ホテルのフロントでもらった新聞の山陰中央新報によれば、松江駅構内の商業施設は昨日リニューアルオープンしたばかりらしく、今日の昼間には浜田真理子さんのミニコンサートも開かれていたとのこと。ただし、夜の8時過ぎには早々に店じまいしており、観光客らしき人々は軒並み「閉まるの早い」とぼやいている。やむなく300メートルほど先のイオンまで遠征し、木次コーヒー牛乳などを買い出して宿に戻った。
リミット
三次を出ると、少し小雨まじりになる。芸備線も本格的に閑散区間に入って、車内を見渡してみれば、ほぼ物好きな乗客である。車中読書が西村京太郎というなかなかのベタな客の姿も見える。庄原を過ぎて極端な徐行運転となるが、この辺りの路線も一度路盤が崩れたりすると立ち直れなくなるかもしれないので、慎重な運用もやむを得まい。西城あたりから地元の人らしき撮影隊がドカドカと乗り込んできた。何のイベントか、内から外からカメラが構えられて落ち着かない列車となった。

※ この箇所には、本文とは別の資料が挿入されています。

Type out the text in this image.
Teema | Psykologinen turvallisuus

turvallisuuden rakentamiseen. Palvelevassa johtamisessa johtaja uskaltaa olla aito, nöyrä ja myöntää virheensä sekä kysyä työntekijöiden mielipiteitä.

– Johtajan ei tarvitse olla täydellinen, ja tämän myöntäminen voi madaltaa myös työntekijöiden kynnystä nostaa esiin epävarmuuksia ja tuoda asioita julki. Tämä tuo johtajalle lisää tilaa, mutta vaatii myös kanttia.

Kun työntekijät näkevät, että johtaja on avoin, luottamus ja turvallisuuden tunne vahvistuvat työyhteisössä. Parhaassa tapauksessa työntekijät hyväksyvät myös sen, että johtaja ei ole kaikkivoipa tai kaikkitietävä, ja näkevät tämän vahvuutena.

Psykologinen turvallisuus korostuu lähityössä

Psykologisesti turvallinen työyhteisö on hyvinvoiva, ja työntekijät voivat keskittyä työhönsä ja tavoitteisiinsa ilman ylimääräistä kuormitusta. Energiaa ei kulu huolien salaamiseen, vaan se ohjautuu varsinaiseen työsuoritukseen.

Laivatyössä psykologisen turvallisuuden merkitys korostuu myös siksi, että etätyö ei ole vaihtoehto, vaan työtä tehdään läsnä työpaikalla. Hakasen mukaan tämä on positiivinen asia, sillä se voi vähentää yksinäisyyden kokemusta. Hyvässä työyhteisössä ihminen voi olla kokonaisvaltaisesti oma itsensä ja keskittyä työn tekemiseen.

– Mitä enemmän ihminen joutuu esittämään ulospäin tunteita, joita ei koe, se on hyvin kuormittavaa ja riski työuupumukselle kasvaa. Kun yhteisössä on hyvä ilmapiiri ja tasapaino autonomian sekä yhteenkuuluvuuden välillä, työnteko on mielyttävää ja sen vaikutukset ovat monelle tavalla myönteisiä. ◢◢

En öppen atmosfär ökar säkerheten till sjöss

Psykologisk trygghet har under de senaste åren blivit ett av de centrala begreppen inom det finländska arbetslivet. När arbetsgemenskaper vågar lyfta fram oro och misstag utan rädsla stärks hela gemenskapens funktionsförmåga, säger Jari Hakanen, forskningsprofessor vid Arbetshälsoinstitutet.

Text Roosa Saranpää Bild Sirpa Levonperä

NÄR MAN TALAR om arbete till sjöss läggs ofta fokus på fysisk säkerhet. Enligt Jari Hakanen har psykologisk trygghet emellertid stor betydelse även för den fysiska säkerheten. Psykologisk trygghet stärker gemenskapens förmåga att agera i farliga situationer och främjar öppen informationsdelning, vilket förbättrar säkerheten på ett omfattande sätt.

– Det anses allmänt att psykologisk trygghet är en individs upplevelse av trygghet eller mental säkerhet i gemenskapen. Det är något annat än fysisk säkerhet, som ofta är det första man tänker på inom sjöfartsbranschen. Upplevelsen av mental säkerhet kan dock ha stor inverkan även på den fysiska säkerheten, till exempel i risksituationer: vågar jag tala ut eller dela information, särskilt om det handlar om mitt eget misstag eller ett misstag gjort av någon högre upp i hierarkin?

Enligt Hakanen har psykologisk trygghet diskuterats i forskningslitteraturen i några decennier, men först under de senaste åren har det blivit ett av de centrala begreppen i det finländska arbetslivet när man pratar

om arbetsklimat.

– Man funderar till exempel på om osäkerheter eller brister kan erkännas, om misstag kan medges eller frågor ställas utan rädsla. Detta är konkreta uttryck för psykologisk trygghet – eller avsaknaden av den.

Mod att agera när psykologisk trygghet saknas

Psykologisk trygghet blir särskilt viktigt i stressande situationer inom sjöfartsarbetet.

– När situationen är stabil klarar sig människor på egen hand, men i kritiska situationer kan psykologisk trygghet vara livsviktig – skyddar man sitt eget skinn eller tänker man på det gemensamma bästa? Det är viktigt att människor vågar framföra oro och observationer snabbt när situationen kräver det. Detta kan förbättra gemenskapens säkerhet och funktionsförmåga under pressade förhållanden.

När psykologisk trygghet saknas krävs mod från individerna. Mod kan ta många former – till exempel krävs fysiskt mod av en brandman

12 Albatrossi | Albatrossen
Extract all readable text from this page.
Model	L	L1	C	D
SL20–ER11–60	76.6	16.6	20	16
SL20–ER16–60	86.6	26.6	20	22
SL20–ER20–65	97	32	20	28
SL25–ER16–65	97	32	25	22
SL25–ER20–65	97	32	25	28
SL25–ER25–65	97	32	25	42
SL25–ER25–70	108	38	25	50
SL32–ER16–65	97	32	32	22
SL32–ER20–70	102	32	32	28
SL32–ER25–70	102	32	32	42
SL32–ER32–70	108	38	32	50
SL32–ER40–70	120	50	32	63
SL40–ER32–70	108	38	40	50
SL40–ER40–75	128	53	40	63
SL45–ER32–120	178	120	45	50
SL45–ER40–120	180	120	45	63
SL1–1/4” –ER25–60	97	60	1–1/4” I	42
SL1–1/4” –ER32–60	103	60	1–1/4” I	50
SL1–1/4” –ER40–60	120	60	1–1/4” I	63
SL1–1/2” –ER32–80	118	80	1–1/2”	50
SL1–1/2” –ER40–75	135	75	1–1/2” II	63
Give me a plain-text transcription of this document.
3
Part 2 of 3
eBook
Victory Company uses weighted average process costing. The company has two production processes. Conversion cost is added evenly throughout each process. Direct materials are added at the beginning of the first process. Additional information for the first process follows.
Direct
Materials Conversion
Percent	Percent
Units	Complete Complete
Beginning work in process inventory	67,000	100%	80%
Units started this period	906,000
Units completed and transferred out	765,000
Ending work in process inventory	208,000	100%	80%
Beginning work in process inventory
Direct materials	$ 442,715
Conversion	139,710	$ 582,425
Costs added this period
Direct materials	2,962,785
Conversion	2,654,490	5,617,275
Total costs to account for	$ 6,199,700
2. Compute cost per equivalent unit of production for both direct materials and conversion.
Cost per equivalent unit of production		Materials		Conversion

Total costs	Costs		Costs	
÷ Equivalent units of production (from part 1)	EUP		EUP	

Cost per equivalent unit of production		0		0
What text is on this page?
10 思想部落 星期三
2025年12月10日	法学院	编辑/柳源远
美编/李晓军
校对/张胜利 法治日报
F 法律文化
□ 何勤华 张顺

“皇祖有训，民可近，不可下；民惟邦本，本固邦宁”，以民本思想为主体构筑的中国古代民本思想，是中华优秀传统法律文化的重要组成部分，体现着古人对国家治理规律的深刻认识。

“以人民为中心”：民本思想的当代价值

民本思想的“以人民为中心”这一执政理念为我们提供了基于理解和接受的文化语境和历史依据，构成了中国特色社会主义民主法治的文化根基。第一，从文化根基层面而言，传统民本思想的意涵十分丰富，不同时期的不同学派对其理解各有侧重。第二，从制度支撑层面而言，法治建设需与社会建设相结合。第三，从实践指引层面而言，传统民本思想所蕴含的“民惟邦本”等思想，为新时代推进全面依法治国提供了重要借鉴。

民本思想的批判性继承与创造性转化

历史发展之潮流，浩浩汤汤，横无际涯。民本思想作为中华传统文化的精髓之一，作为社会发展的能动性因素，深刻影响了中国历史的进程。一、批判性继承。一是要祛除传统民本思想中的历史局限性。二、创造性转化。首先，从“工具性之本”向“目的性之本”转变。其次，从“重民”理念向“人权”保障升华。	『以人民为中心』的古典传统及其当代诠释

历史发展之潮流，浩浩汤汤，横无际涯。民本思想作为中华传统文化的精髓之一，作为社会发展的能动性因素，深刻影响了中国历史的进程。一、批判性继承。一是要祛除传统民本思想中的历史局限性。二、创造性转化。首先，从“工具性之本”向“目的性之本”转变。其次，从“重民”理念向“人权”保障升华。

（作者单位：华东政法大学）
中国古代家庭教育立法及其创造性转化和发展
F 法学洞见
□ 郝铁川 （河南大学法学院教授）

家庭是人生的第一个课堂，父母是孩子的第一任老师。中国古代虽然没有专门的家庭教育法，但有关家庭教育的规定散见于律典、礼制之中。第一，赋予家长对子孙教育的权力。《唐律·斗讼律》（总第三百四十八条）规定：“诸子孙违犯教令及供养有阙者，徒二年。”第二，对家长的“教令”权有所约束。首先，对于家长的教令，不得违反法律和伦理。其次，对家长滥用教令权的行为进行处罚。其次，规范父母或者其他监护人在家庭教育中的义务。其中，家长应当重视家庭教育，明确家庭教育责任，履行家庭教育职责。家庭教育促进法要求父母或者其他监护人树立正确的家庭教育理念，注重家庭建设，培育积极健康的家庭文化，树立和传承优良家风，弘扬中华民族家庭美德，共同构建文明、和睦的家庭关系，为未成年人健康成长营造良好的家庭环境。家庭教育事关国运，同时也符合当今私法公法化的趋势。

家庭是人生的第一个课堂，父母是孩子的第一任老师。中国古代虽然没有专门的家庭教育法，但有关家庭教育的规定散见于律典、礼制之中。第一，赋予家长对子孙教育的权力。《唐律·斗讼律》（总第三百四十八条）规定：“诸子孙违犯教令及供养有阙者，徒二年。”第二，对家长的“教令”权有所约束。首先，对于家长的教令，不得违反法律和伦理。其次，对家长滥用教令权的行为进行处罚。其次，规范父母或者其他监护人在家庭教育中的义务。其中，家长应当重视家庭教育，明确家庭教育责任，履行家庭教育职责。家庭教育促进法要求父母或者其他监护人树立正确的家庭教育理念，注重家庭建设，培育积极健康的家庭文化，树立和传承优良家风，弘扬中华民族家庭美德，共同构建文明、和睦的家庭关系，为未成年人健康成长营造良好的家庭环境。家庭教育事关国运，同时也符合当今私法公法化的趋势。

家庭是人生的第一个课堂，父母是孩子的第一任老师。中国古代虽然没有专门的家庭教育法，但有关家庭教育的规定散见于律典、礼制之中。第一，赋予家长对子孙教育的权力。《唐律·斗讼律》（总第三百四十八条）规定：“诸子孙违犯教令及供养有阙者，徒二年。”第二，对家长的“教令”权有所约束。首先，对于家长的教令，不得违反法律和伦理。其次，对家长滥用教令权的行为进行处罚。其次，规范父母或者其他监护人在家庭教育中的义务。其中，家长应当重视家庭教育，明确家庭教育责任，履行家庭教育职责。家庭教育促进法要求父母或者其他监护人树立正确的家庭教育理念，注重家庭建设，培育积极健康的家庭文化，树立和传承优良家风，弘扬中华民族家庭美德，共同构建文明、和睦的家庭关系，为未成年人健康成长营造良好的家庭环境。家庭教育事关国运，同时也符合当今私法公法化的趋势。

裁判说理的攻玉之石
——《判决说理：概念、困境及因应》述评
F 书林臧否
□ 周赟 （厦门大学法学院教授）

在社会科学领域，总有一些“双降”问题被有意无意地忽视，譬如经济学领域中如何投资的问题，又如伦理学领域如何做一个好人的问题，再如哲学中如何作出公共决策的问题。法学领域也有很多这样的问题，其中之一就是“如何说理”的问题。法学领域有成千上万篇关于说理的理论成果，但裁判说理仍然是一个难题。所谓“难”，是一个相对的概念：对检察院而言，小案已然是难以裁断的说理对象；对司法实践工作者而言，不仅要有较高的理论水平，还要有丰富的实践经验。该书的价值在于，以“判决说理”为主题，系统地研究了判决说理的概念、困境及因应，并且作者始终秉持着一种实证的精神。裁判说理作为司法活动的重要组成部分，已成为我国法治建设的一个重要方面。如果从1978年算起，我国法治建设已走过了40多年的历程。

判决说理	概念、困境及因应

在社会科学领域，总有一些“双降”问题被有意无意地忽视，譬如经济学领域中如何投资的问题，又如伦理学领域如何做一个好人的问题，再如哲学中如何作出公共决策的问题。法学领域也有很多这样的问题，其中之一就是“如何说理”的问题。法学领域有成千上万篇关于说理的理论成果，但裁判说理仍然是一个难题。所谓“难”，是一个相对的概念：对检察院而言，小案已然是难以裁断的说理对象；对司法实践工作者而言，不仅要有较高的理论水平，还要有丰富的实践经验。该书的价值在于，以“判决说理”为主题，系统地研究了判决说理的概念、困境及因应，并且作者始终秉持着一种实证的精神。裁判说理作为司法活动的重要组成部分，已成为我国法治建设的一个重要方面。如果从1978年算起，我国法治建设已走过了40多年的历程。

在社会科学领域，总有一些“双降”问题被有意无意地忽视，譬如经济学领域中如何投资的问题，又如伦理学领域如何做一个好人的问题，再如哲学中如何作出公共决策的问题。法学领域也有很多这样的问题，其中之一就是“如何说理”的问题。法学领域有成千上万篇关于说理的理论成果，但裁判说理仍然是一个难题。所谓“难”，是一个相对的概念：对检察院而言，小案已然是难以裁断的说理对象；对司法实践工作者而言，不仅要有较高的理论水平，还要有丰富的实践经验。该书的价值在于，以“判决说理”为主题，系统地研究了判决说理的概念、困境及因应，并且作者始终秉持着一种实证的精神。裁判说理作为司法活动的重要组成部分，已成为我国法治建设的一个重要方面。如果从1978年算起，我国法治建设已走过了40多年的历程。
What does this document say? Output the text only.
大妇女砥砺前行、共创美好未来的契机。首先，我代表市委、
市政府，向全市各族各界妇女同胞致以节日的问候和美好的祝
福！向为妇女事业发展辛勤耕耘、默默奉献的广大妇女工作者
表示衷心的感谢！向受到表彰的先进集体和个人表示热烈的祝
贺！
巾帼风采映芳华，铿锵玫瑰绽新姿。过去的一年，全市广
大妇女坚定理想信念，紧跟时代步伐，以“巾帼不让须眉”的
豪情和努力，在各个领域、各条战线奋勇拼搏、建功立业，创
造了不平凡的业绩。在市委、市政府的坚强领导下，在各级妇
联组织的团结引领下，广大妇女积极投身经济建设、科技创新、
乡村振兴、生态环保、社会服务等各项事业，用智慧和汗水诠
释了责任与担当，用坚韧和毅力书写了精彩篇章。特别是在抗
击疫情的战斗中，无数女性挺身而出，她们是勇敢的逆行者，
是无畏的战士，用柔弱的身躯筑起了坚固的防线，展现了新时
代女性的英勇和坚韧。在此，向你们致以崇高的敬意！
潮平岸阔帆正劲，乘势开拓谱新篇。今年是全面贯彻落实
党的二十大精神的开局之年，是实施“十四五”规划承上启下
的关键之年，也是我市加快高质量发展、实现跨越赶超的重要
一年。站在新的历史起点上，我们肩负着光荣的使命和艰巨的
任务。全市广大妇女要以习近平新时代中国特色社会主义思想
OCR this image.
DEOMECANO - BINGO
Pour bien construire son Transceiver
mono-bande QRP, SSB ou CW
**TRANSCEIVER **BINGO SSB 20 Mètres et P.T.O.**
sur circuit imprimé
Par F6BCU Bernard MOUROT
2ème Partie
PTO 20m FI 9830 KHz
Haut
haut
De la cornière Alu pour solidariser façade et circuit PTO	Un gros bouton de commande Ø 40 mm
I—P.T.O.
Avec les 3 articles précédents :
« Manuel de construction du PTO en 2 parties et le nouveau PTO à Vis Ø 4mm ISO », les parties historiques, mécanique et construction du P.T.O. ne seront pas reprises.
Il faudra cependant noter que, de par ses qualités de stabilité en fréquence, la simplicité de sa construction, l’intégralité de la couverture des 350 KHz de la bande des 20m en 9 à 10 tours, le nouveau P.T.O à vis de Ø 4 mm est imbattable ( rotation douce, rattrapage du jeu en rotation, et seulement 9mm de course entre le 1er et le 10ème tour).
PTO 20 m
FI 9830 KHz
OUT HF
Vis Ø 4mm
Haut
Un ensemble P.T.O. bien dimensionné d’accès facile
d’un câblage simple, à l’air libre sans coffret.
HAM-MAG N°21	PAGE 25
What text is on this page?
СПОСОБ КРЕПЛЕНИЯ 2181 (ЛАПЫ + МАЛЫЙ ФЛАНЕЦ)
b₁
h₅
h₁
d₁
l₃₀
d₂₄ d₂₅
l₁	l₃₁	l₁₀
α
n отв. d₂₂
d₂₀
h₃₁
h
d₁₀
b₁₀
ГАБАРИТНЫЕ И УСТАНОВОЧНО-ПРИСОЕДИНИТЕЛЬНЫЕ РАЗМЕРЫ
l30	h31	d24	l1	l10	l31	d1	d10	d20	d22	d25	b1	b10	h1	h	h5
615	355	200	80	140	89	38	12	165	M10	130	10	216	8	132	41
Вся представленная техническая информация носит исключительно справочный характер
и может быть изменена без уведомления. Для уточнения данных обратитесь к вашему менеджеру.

備後落合から先は極端に本数の少ないエリア。ここから更に新見まで進む芸備線も魅力だが、今回は久しぶりの木次線で山陰に向かう。1本乗り過ごすと恐ろしいことになる備後落合の駅構内には、近隣の中学生が描いた「タイムリミットあとわずか」という素敵なポスターが飾られている。
木次線は何年ぶりだろう。宍道駅まで約3時間。極端に感じるほどの徐行で列車は進む。落合を出たあたりは杉と松ばかりなので山は緑だ。出雲坂根駅のスイッチバックを下りて、あたりの気温は6℃。道中、木次までで出入りがあったのは亀嵩駅のみである。閑散とした区間といっても、もう少しお婆さんの利用ぐらいはあるものだが、全く住民の足という感じはない。木次からようやく息を吹き返した列車は、午後五時半を過ぎて真っ暗な宍道湖に到着した。
ラッキー映劇
芸備線を終点の三次駅で下車し、町の中心である三江線の尾関山駅の方へ歩いていると、映画館跡らしき姿をとどめている建物がある。かすれた看板からはラッキー映劇と読める。切符売場の上に残ってしまった「本日上映中」という赤いプレートの虚しさが味わい深い。馬洗川を渡ってすぐの横道の松原稲荷通りという素敵なスナック街を往復し、商店街に戻ってまたそぞろ歩く。辻村寿三郎美術館から出てきた学芸員らしきお姉さんに挨拶され、会釈を返す。どう見ても観光丸出しの風体をして町をうろつきながら、町の目玉の施設へは寄って行かないことに申し訳ない気分になる。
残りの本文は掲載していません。